04. Fundraising

Raising Funds for Our Largest Initiative

Reading time 3 minutes

When Mil-Tree conceived of Tapestries of Transformation, we already had in mind a grant from California Arts Council and the Inland Empire Community Foundation. The grant writing process was a group effort led by the president of our board, Pat Wallis.

Elements of Success

In our experience, the biggest considerations for successful grant writing is to understand what it is you are trying to achieve.

Our aim was to end veteran isolation. We knew we needed a new story or meta-narrative. One that gave voice and vision to a world that was more connected than the one we now inhabit.

We knew this story couldn’t come from on-high. It had to be grassroots to be something we could believe in.

So how do you do that? Well, you can get a group of veterans and interested, active community members together under the premise that we wanted to address this issue of endemic isolation and loneliness. That’s how the retreat concept was born.

We knew we needed to tell this story to our community. How do you do that? You put on a show!  And if we were going to create a performance it needed to be outstanding. It needed to leave the impression on the audience we were seeking. So we reached out to community members who were vested in our vision and mission, and who were also professional creatives like Christian Camargo.   

Bringing Scope and Budget Into Focus

You need to know what you don’t. When you don’t know about an issue or skill (like creating an indelible performance), you reach out and talk to the experts. They will tell what needs to happen in your planned program to make it a success.

Once our creative director, our board president, our executive director and the designated culture bearers got together on a call, the scope of grant basically wrote itself, and the needed budget became apparent. 

It became clear that after the retreat we would need workshops to pair up our creatives with community members and veterans who wanted to be involved in the program.

The aim of the workshops was to see how far we could take what we learned from the retreat to turn that material into a compelling story and performance. We didn’t need to know the exact nature of these at the fundraising point. We only needed to come up with a defined number with a defined duration so we could budget appropriately.

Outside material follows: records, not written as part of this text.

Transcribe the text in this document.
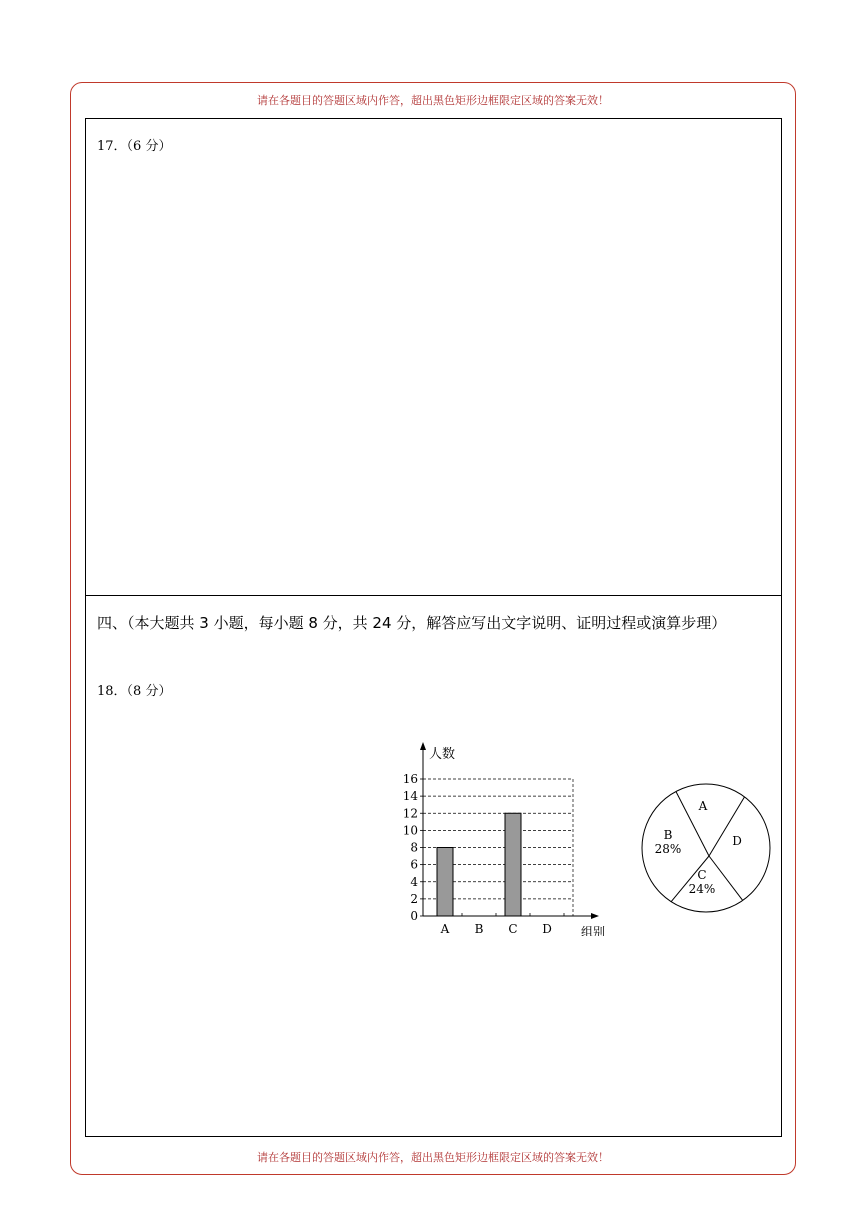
请在各题目的答题区域内作答，超出黑色矩形边框限定区域的答案无效！
17．（6 分）
四、（本大题共 3 小题，每小题 8 分，共 24 分，解答应写出文字说明、证明过程或演算步理）
18．（8 分）
0
2
4
6
8
10
12
14
16
人数
组别
A B C D
A
B
28%
C
24%
D
请在各题目的答题区域内作答，超出黑色矩形边框限定区域的答案无效！
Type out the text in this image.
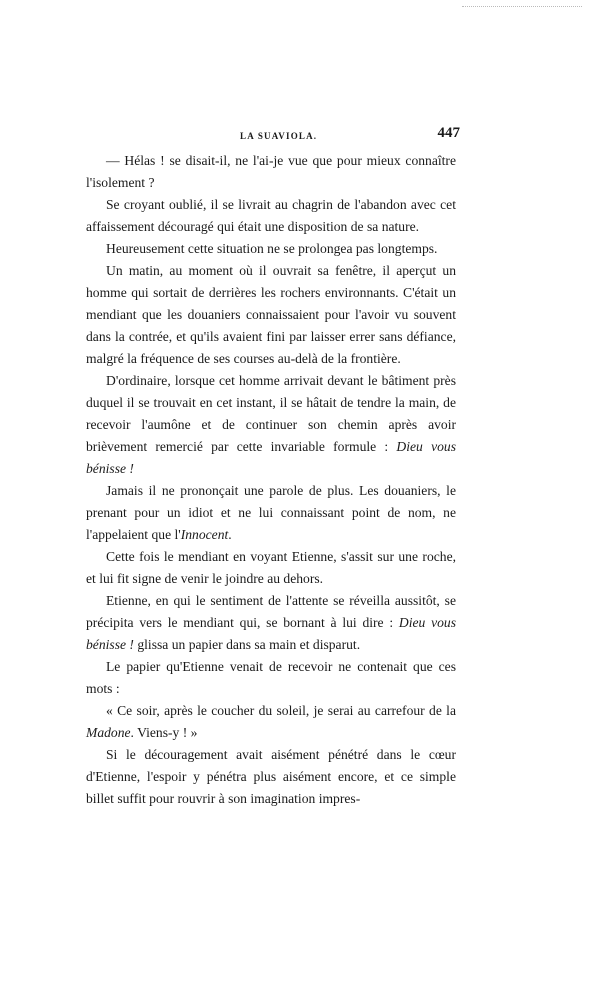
LA SUAVIOLA.	447

— Hélas ! se disait-il, ne l'ai-je vue que pour mieux connaître l'isolement ?

Se croyant oublié, il se livrait au chagrin de l'abandon avec cet affaissement découragé qui était une disposition de sa nature.

Heureusement cette situation ne se prolongea pas longtemps.

Un matin, au moment où il ouvrait sa fenêtre, il aperçut un homme qui sortait de derrières les rochers environnants. C'était un mendiant que les douaniers connaissaient pour l'avoir vu souvent dans la contrée, et qu'ils avaient fini par laisser errer sans défiance, malgré la fréquence de ses courses au-delà de la frontière.

D'ordinaire, lorsque cet homme arrivait devant le bâtiment près duquel il se trouvait en cet instant, il se hâtait de tendre la main, de recevoir l'aumône et de continuer son chemin après avoir brièvement remercié par cette invariable formule : Dieu vous bénisse !

Jamais il ne prononçait une parole de plus. Les douaniers, le prenant pour un idiot et ne lui connaissant point de nom, ne l'appelaient que l'Innocent.

Cette fois le mendiant en voyant Etienne, s'assit sur une roche, et lui fit signe de venir le joindre au dehors.

Etienne, en qui le sentiment de l'attente se réveilla aussitôt, se précipita vers le mendiant qui, se bornant à lui dire : Dieu vous bénisse ! glissa un papier dans sa main et disparut.

Le papier qu'Etienne venait de recevoir ne contenait que ces mots :

« Ce soir, après le coucher du soleil, je serai au carrefour de la Madone. Viens-y ! »

Si le découragement avait aisément pénétré dans le cœur d'Etienne, l'espoir y pénétra plus aisément encore, et ce simple billet suffit pour rouvrir à son imagination impres-
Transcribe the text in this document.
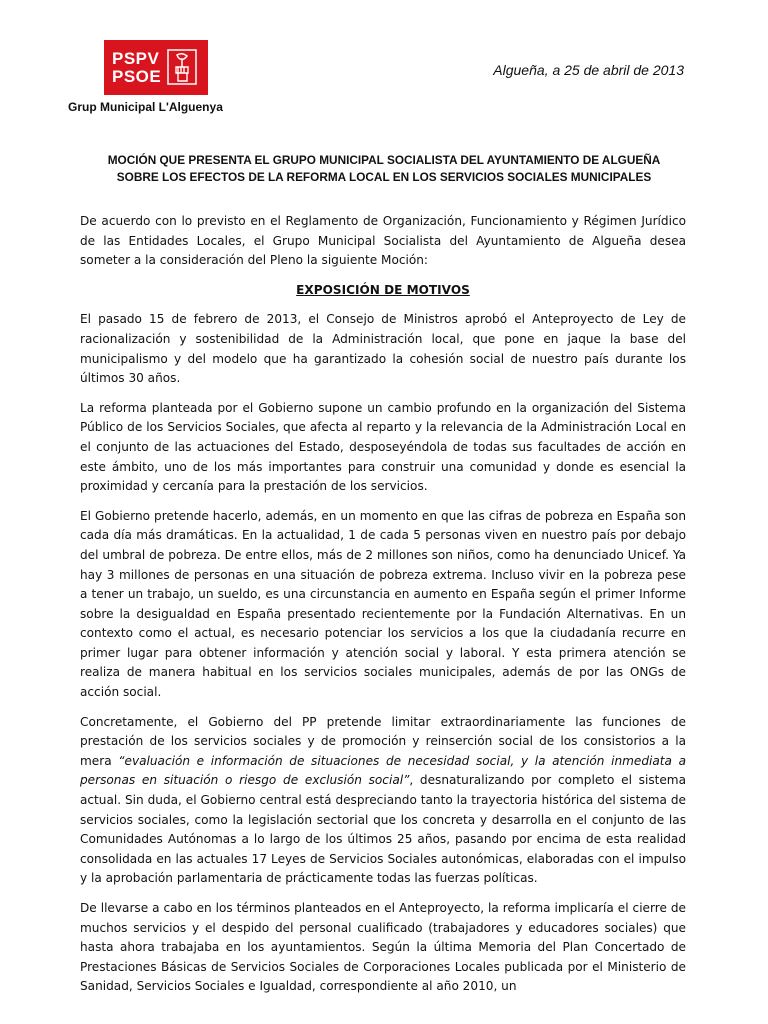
PSPV
PSOE
Grup Municipal L'Alguenya
Algueña, a 25 de abril de 2013
MOCIÓN QUE PRESENTA EL GRUPO MUNICIPAL SOCIALISTA DEL AYUNTAMIENTO DE ALGUEÑA
SOBRE LOS EFECTOS DE LA REFORMA LOCAL EN LOS SERVICIOS SOCIALES MUNICIPALES

De acuerdo con lo previsto en el Reglamento de Organización, Funcionamiento y Régimen Jurídico de las Entidades Locales, el Grupo Municipal Socialista del Ayuntamiento de Algueña desea someter a la consideración del Pleno la siguiente Moción:

EXPOSICIÓN DE MOTIVOS

El pasado 15 de febrero de 2013, el Consejo de Ministros aprobó el Anteproyecto de Ley de racionalización y sostenibilidad de la Administración local, que pone en jaque la base del municipalismo y del modelo que ha garantizado la cohesión social de nuestro país durante los últimos 30 años.

La reforma planteada por el Gobierno supone un cambio profundo en la organización del Sistema Público de los Servicios Sociales, que afecta al reparto y la relevancia de la Administración Local en el conjunto de las actuaciones del Estado, desposeyéndola de todas sus facultades de acción en este ámbito, uno de los más importantes para construir una comunidad y donde es esencial la proximidad y cercanía para la prestación de los servicios.

El Gobierno pretende hacerlo, además, en un momento en que las cifras de pobreza en España son cada día más dramáticas. En la actualidad, 1 de cada 5 personas viven en nuestro país por debajo del umbral de pobreza. De entre ellos, más de 2 millones son niños, como ha denunciado Unicef. Ya hay 3 millones de personas en una situación de pobreza extrema. Incluso vivir en la pobreza pese a tener un trabajo, un sueldo, es una circunstancia en aumento en España según el primer Informe sobre la desigualdad en España presentado recientemente por la Fundación Alternativas. En un contexto como el actual, es necesario potenciar los servicios a los que la ciudadanía recurre en primer lugar para obtener información y atención social y laboral. Y esta primera atención se realiza de manera habitual en los servicios sociales municipales, además de por las ONGs de acción social.

Concretamente, el Gobierno del PP pretende limitar extraordinariamente las funciones de prestación de los servicios sociales y de promoción y reinserción social de los consistorios a la mera “evaluación e información de situaciones de necesidad social, y la atención inmediata a personas en situación o riesgo de exclusión social”, desnaturalizando por completo el sistema actual. Sin duda, el Gobierno central está despreciando tanto la trayectoria histórica del sistema de servicios sociales, como la legislación sectorial que los concreta y desarrolla en el conjunto de las Comunidades Autónomas a lo largo de los últimos 25 años, pasando por encima de esta realidad consolidada en las actuales 17 Leyes de Servicios Sociales autonómicas, elaboradas con el impulso y la aprobación parlamentaria de prácticamente todas las fuerzas políticas.

De llevarse a cabo en los términos planteados en el Anteproyecto, la reforma implicaría el cierre de muchos servicios y el despido del personal cualificado (trabajadores y educadores sociales) que hasta ahora trabajaba en los ayuntamientos. Según la última Memoria del Plan Concertado de Prestaciones Básicas de Servicios Sociales de Corporaciones Locales publicada por el Ministerio de Sanidad, Servicios Sociales e Igualdad, correspondiente al año 2010, un
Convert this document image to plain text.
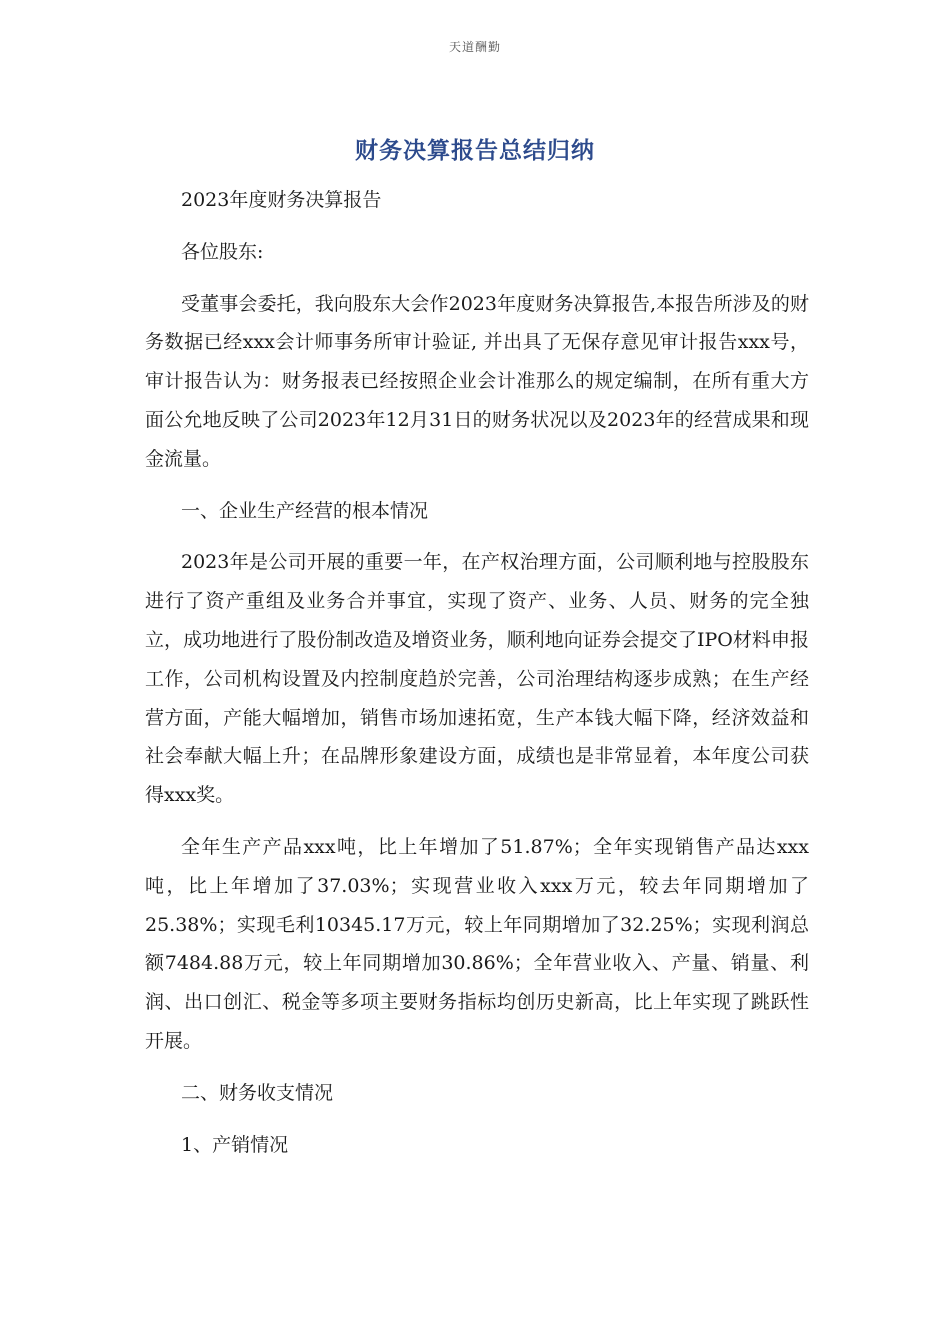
天道酬勤
财务决算报告总结归纳

2023年度财务决算报告

各位股东:

受董事会委托，我向股东大会作2023年度财务决算报告,本报告所涉及的财务数据已经xxx会计师事务所审计验证, 并出具了无保存意见审计报告xxx号，审计报告认为：财务报表已经按照企业会计准那么的规定编制，在所有重大方面公允地反映了公司2023年12月31日的财务状况以及2023年的经营成果和现金流量。

一、企业生产经营的根本情况

2023年是公司开展的重要一年，在产权治理方面，公司顺利地与控股股东进行了资产重组及业务合并事宜，实现了资产、业务、人员、财务的完全独立，成功地进行了股份制改造及增资业务，顺利地向证券会提交了IPO材料申报工作，公司机构设置及内控制度趋於完善，公司治理结构逐步成熟；在生产经营方面，产能大幅增加，销售市场加速拓宽，生产本钱大幅下降，经济效益和社会奉献大幅上升；在品牌形象建设方面，成绩也是非常显着，本年度公司获得xxx奖。

全年生产产品xxx吨，比上年增加了51.87%；全年实现销售产品达xxx吨，比上年增加了37.03%；实现营业收入xxx万元，较去年同期增加了25.38%；实现毛利10345.17万元，较上年同期增加了32.25%；实现利润总额7484.88万元，较上年同期增加30.86%；全年营业收入、产量、销量、利润、出口创汇、税金等多项主要财务指标均创历史新高，比上年实现了跳跃性开展。

二、财务收支情况

1、产销情况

After the workshops, there would be rehearsals, so we needed to budget time and facilities for those. Then would come the performance, and then the compilation of this very toolkit. Spanning the entire program was also the idea of creating a video documentary of our effort. We wanted to make sure we could tell our story wide and far. 

In summary, our aims and ambitions defined the elements of our proposed program. We didn’t try to do it alone. We did it with a team of experts.